As your mail indicates, delay spikes are due to link-level (i.e. what is
called 'Radio Link Protocol' or RLP) retransmissions, which attempt to hide
link losses from higher layers. They can _also_ be caused by opportunistic
scheduling, used, for example, in EvDO, where a mobile with a good channel
gets all the resources, causing delays for other mobiles.
A possible (and perhaps only?) way in which a TCP connection gets spurious
timeouts is as follows:
The channel is in a 'good' state wrt a particular mobile, so that a mobile
gets all its packets through with low RTT, and it sets its RTO small. Now,
if the channel goes into a bad state, the mobile will experience a
While plausible, this scenario may not actually play out in real life (and
in your simulations) for one or more of the following reasons:
1. The mobile may not move, so it does not change from a good to bad area,
staying all the time in a good or bad area.
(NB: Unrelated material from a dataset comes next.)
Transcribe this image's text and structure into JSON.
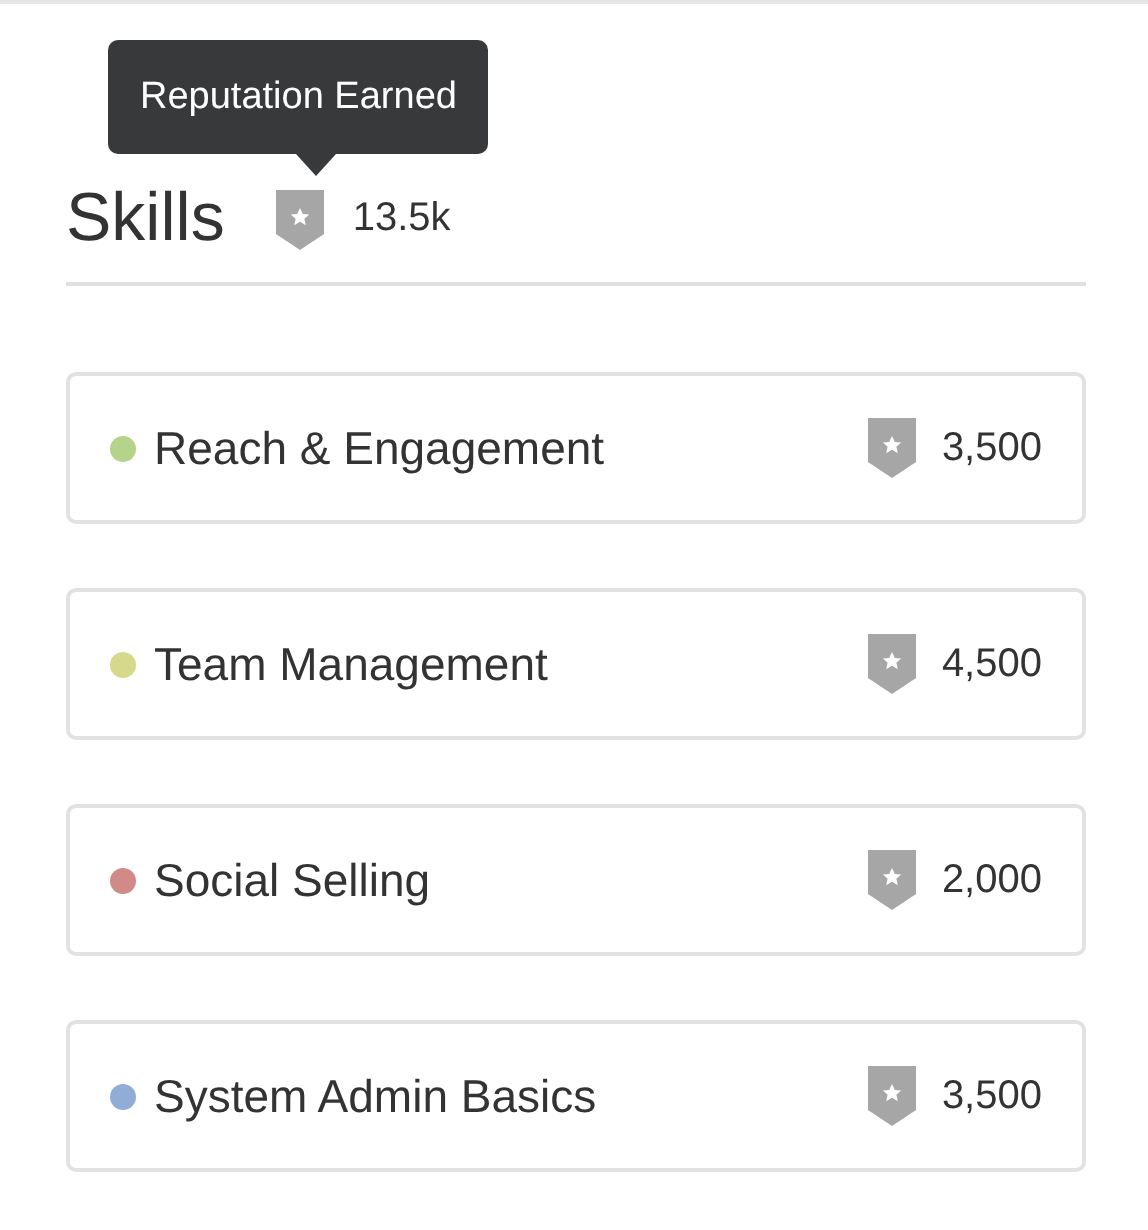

2. The connection may be too short, so that during the lifetime of a
connection, the mobile does not change channel state.
3. The connection may be long, but the initial RTO may be so high, that
during the connection lifetime the RTO is never short enough to be a problem
even when the mobile has a 'bad' channel state.
4. The variations in the channel state may be so rapid that, from the
perspective of a connection, all it sees is the average channel state, so
the RTO is roughly correct.
5. The RTO may be wrong, but the coarse timeout granularity may be long
enough (it used to be 500ms granularity), so that even the shortest timeout
is not long enough to cause a spurious timeout.
6. Channel conditions may not differ so much in the 'good' and 'bad' states.
So, there are many reasons, why, even with the known variations in channel
delay on a cell phone link, we may not see spurious timeouts. It would be
nice if a cell phone operator reading this list were to actually verify (or
contradict) this using real data traces.
Opportunistic scheduling, will, I think, tend to exacerbate the differences
between 'good' and 'bad' channel state (caveat #6 above). However, the other
causes may yet cause spurious timeouts to be avoided.
I should add that I am not an expert in cell phone links, so my analysis
above is purely seat-of-the-pants, but its looks reasonable, at least to me.